We are pleased to say that the Samba Team released Samba 4.20 on 27 March. This is a milestone in Samba development, given that it's the first release to include a centralised authentication firewall.
Samba 4.20 release
With the Samba 4.20 release, the Samba Active Directory (AD) Domain Controller can enforce which servers a user can authenticate on, regardless of how the server is configured.
This key feature, known as Authentication Policies and Authentication Silos, is a critical component for modern AD network segmentation. For example, it provides a way to ensure:
- administrative access is only available on administrative computers
- sensitive servers simply cannot accept authentication from unprivileged accounts.
Samba faithfully implements the Active Directory protocols by carefully examining network responses in an extensive test suite. A significant flaw was found during this extensive testing of the Microsoft Active Directory Kerberos implementation: the firewall could be bypassed.

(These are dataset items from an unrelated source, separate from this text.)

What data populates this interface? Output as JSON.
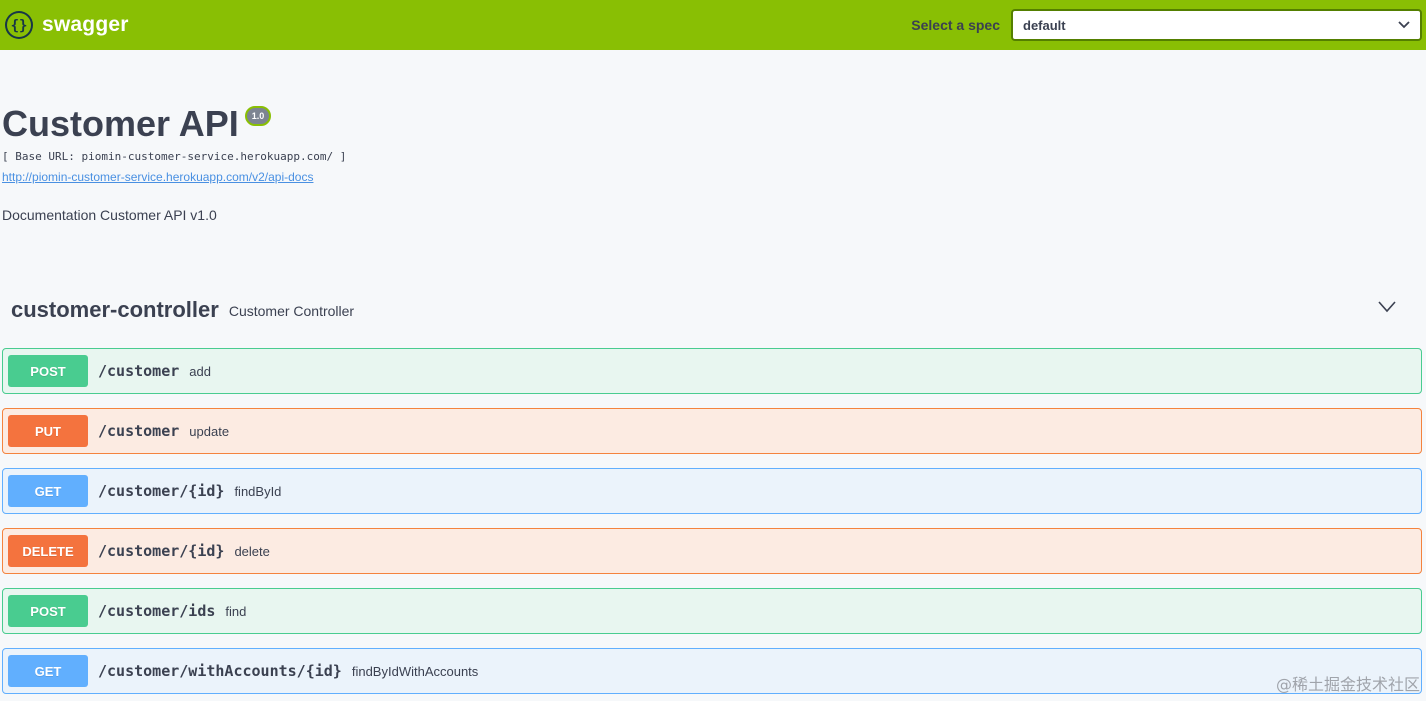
{
  "topbar": {
    "brand": "swagger",
    "spec_label": "Select a spec",
    "spec_value": "default",
    "bg_color": "#89bf04"
  },
  "info": {
    "title": "Customer API",
    "version": "1.0",
    "base_url": "[ Base URL: piomin-customer-service.herokuapp.com/ ]",
    "docs_link": "http://piomin-customer-service.herokuapp.com/v2/api-docs",
    "description": "Documentation Customer API v1.0"
  },
  "tag": {
    "name": "customer-controller",
    "description": "Customer Controller"
  },
  "operations": [
    {
      "method": "POST",
      "path": "/customer",
      "summary": "add"
    },
    {
      "method": "PUT",
      "path": "/customer",
      "summary": "update"
    },
    {
      "method": "GET",
      "path": "/customer/{id}",
      "summary": "findById"
    },
    {
      "method": "DELETE",
      "path": "/customer/{id}",
      "summary": "delete"
    },
    {
      "method": "POST",
      "path": "/customer/ids",
      "summary": "find"
    },
    {
      "method": "GET",
      "path": "/customer/withAccounts/{id}",
      "summary": "findByIdWithAccounts"
    }
  ],
  "watermark": "@稀土掘金技术社区",
  "icons": {
    "logo": "swagger-logo-icon",
    "spec_dropdown": "chevron-down-icon",
    "tag_toggle": "chevron-down-icon"
  }
}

Catalyst developer and Samba Team member Jo Sutton discovered the issue in June 2023. Together with Andrew Bartlett, Catalyst Samba team lead and another Samba team member, they reported it confidentially to Microsoft.
This week, Microsoft released a revised update for their fix for CVE-2024-21427. With the original release out for a month now and with the issues seen now addressed, Catalyst recommends all Active Directory administrators using this feature update their domains urgently.
Do Samba users need to update due to CVE-2024-21427?
Samba users can be assured they do not need to take any action. This is because Samba 4.20 is the first version with a centralised authentication firewall, and this feature was implemented securely from the outset.